Team:MIT/Project

From 2010.igem.org

MIT iGEM 2010

The 2010 MIT iGEM team. We are biological engineers, physicists, electrical engineers, chemical engineers, mathematicians, and computer scientists.
Programmable, Self-constructing Biomaterials

The 2010 MIT iGEM team focused on the control and production of self-constructing and self-repairing living biomaterials through both bacterial and mammalian engineering. We ventured to set up the framework for material formation in both types of cells, for future applications in living, self-repairing materials and in vitro organogenesis respectively.


We have accomplished far beyond what we expected of ourselves! In addition to our project, we have created a new Mammalian Biobrick standard, contributed original parts for mammalian cells and bacteriophage, and we have biobricked two working toggles for the registry.
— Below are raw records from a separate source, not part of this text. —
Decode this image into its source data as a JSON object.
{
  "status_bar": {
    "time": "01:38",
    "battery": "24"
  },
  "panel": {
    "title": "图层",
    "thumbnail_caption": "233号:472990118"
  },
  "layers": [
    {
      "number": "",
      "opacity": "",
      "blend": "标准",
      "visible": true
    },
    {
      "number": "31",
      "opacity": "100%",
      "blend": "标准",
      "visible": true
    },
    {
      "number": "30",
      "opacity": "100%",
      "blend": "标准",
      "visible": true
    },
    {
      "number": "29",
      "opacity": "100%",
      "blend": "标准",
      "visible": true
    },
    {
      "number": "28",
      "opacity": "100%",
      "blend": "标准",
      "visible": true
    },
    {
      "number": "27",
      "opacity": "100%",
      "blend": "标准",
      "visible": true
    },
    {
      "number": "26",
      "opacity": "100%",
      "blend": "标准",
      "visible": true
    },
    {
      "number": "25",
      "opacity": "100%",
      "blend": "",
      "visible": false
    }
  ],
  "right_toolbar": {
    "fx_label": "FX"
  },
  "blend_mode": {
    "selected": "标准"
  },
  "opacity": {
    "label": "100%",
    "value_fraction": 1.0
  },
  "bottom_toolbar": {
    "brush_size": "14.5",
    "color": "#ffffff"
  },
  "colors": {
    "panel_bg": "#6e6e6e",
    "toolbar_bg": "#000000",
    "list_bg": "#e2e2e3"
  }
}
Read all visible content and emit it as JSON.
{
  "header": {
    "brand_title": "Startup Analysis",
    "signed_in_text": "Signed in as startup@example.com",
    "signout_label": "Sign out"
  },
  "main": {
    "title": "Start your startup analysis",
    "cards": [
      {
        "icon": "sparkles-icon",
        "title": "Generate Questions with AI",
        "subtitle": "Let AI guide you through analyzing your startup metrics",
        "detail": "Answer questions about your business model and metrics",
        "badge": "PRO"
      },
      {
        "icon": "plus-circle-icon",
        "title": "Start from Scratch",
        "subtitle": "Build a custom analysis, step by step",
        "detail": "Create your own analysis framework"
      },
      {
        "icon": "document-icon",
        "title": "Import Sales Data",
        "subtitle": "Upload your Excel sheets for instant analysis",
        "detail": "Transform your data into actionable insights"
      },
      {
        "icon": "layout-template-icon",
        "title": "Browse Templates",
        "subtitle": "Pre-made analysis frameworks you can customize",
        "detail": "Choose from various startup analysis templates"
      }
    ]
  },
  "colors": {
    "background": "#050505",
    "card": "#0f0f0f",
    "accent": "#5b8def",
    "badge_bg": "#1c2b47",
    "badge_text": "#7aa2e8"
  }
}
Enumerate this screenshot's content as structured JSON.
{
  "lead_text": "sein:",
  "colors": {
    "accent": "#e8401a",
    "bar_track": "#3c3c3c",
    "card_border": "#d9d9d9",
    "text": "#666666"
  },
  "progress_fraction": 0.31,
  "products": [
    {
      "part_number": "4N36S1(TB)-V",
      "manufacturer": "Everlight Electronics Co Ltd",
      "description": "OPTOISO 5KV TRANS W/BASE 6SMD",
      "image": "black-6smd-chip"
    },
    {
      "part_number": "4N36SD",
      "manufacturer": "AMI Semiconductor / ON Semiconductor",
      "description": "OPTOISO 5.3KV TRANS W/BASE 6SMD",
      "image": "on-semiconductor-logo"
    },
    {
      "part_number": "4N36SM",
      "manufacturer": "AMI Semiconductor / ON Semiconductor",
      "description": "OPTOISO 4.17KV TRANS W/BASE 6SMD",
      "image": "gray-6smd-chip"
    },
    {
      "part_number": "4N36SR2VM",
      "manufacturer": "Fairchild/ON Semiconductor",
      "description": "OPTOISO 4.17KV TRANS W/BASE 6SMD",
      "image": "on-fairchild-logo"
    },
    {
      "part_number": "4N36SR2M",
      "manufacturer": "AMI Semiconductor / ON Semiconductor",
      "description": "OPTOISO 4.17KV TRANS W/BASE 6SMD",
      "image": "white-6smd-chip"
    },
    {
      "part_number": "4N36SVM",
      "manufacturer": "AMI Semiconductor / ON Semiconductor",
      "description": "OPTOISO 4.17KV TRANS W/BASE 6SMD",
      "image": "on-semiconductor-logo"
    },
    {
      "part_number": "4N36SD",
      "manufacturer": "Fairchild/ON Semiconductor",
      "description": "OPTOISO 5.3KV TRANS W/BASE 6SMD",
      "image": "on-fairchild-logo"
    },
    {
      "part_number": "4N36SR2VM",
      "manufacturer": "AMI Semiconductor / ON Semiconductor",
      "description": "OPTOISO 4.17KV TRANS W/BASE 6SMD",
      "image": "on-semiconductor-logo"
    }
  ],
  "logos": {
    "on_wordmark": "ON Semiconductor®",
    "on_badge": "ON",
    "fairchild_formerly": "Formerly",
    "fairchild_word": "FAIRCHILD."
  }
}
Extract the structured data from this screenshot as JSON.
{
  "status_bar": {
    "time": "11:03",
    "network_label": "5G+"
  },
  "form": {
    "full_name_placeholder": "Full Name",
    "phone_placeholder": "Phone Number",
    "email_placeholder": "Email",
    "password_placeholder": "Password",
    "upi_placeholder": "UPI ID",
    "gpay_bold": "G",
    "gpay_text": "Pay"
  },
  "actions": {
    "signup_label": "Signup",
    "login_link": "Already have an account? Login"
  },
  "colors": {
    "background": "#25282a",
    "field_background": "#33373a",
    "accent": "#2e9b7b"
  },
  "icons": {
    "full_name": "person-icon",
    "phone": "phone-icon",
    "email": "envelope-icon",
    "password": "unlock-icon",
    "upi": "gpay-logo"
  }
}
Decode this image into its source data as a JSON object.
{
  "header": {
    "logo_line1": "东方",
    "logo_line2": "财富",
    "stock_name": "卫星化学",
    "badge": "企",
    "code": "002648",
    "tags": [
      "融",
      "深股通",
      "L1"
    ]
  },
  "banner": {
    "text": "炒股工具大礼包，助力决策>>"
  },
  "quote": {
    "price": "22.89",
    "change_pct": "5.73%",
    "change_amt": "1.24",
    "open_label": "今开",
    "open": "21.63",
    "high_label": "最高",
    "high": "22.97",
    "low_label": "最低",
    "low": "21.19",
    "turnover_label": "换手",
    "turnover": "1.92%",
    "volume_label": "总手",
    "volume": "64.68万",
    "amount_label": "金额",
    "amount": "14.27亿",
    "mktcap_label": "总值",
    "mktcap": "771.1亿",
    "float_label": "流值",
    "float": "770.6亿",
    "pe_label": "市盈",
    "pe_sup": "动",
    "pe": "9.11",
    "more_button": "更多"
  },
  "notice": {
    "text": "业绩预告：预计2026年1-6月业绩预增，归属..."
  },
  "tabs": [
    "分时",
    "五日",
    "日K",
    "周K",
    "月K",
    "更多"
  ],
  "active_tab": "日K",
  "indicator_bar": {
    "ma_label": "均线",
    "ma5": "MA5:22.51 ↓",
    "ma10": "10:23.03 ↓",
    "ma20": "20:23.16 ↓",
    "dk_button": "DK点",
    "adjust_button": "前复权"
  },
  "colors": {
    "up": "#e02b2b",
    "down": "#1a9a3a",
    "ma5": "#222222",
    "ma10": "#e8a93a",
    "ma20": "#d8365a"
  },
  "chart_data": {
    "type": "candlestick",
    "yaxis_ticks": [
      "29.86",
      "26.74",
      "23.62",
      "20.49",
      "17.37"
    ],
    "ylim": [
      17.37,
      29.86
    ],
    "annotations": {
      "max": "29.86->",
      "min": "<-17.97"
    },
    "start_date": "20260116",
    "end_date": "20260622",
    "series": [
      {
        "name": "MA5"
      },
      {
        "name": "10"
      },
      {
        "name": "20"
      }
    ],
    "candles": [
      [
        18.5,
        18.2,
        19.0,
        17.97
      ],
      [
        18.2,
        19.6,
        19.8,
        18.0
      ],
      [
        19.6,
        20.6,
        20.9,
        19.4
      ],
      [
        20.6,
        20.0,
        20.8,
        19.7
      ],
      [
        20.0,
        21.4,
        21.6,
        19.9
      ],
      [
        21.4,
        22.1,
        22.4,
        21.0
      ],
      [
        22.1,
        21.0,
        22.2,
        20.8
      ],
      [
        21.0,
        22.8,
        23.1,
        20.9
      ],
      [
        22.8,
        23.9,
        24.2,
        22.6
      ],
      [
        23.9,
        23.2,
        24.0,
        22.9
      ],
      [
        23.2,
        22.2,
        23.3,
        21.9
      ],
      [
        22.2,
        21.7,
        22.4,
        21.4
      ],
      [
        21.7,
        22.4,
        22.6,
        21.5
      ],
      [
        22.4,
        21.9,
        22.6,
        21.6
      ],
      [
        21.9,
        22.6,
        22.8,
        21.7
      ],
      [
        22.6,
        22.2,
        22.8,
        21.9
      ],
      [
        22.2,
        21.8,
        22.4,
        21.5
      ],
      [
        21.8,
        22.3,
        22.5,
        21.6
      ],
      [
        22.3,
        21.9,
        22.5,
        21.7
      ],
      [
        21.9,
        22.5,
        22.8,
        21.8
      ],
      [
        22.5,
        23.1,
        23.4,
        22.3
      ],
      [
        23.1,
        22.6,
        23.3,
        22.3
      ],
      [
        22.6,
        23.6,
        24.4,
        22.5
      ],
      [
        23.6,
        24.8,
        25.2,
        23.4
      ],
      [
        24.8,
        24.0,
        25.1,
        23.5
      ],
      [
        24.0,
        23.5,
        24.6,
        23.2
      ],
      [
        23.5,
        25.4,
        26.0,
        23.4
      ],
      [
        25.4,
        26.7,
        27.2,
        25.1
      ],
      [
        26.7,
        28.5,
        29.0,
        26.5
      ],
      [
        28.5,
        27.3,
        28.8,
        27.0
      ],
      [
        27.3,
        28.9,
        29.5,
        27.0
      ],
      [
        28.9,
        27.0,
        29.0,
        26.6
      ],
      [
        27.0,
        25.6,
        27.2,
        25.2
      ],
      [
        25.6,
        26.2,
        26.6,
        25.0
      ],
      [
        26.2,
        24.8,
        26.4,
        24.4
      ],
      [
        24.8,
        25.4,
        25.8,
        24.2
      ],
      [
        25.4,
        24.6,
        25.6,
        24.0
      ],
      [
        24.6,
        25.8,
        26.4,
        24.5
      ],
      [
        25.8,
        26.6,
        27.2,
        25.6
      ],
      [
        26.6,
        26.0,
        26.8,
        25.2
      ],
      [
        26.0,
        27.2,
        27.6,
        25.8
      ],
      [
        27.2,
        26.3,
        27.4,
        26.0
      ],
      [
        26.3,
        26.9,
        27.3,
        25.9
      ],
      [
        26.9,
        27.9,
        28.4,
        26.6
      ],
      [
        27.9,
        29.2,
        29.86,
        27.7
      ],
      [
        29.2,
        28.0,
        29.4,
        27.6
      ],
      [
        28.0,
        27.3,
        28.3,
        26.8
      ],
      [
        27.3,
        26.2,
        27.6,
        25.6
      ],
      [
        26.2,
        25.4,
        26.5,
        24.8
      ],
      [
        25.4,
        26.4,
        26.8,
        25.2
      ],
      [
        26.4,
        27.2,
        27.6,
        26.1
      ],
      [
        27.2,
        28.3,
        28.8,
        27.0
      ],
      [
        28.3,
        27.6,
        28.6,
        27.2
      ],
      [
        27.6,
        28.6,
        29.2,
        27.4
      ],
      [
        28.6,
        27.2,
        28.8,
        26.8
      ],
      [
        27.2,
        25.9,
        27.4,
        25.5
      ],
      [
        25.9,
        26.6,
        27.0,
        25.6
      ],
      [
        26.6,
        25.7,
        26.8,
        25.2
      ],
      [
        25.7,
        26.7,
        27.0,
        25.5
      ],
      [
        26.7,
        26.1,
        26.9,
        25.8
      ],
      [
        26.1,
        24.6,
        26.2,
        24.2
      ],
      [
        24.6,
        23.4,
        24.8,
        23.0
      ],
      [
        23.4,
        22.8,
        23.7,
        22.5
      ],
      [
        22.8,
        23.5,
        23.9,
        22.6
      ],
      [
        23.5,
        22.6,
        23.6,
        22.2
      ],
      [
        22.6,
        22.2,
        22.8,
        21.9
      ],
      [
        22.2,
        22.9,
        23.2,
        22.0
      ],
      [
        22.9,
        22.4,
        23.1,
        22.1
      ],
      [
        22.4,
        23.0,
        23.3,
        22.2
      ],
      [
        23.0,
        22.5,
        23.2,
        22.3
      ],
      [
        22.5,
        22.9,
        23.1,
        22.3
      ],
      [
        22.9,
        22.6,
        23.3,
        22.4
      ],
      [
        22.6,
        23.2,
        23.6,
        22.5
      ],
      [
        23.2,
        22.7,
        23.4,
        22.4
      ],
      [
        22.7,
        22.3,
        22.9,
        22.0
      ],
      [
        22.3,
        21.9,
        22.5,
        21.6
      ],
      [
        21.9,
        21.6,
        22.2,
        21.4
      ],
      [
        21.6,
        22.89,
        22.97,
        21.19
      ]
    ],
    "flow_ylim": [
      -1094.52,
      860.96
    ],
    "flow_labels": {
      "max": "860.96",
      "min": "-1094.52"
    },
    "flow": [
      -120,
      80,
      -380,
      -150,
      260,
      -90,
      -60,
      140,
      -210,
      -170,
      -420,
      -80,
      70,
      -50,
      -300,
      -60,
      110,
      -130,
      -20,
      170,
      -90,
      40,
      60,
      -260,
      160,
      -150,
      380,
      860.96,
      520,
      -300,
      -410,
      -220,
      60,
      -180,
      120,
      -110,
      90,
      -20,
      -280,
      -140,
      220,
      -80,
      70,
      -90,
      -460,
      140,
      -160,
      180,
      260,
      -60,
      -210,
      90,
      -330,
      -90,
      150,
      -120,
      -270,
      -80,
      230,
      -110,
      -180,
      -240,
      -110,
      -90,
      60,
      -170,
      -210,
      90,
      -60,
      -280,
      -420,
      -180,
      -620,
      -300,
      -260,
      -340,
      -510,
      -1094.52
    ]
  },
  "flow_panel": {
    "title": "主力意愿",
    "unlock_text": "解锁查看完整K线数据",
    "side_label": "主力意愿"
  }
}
     Materials technology is a rapidly advancing field with research going into new methods of nanomaterial design. The biggest problem with nanomaterials is that the creators (us, humans) are on a completely different length scale when compared to the intricate materials we desire to create. Our project strives to take small steps in the direction of nanomaterials by utilizing nano-sized cells--both bacterial and mammalian--and phages as units in our self-assembling biomaterial.
     Our goal is to create a system within cells that can convert a 2D design visible to the human eye into a 3D biostructure of phage or bone with the cross section of that same design. Our cells will be able to sense elements of the macro, human world, process them through the biological machinery of cells, and output a self-assembling structure. Our mammalian team was motivated by the idea of the cellular “touch pad,” and are utilizing mechano-sensing promoters to allow mammalian cells to sense pressure and produce bone in response. The bacterial team is using the SOS response to DNA damage from UV radiation and quorum sensing (chemical signaling system for bacteria) as stimuli to have bacteria secrete bacteriophage. The bacteriophage will polymerize into a polymer and form a “living” structure. Both teams are integrating a toggle switch into the system, allowing us to consistently control the cell’s response to the stimuli.
     We are currently testing and debugging our system. With the use of microfludics devices, we are screening a library of mammalian promoters for a promoter that will feed into a bi-stable toggle circuit which will promote the expression of a protein that induces bone formation. For the bacterial cells, tests have already been conducted to test the reliability of our BioBrick parts to control whether or not a visible marker is produced in response to UV exposure.
     By the end of the summer, we want our project to be able to showcase the capability of indirectly controlling the production of an organized biostructure. With the integration of multiple visible markers, user-directed design will be able to stimulate the production of a multichromatic design on the bacterial lawn, along with a tangible biostructure. And our mammalian project will have developed into a fully working system within mammalian cells that can produce bone.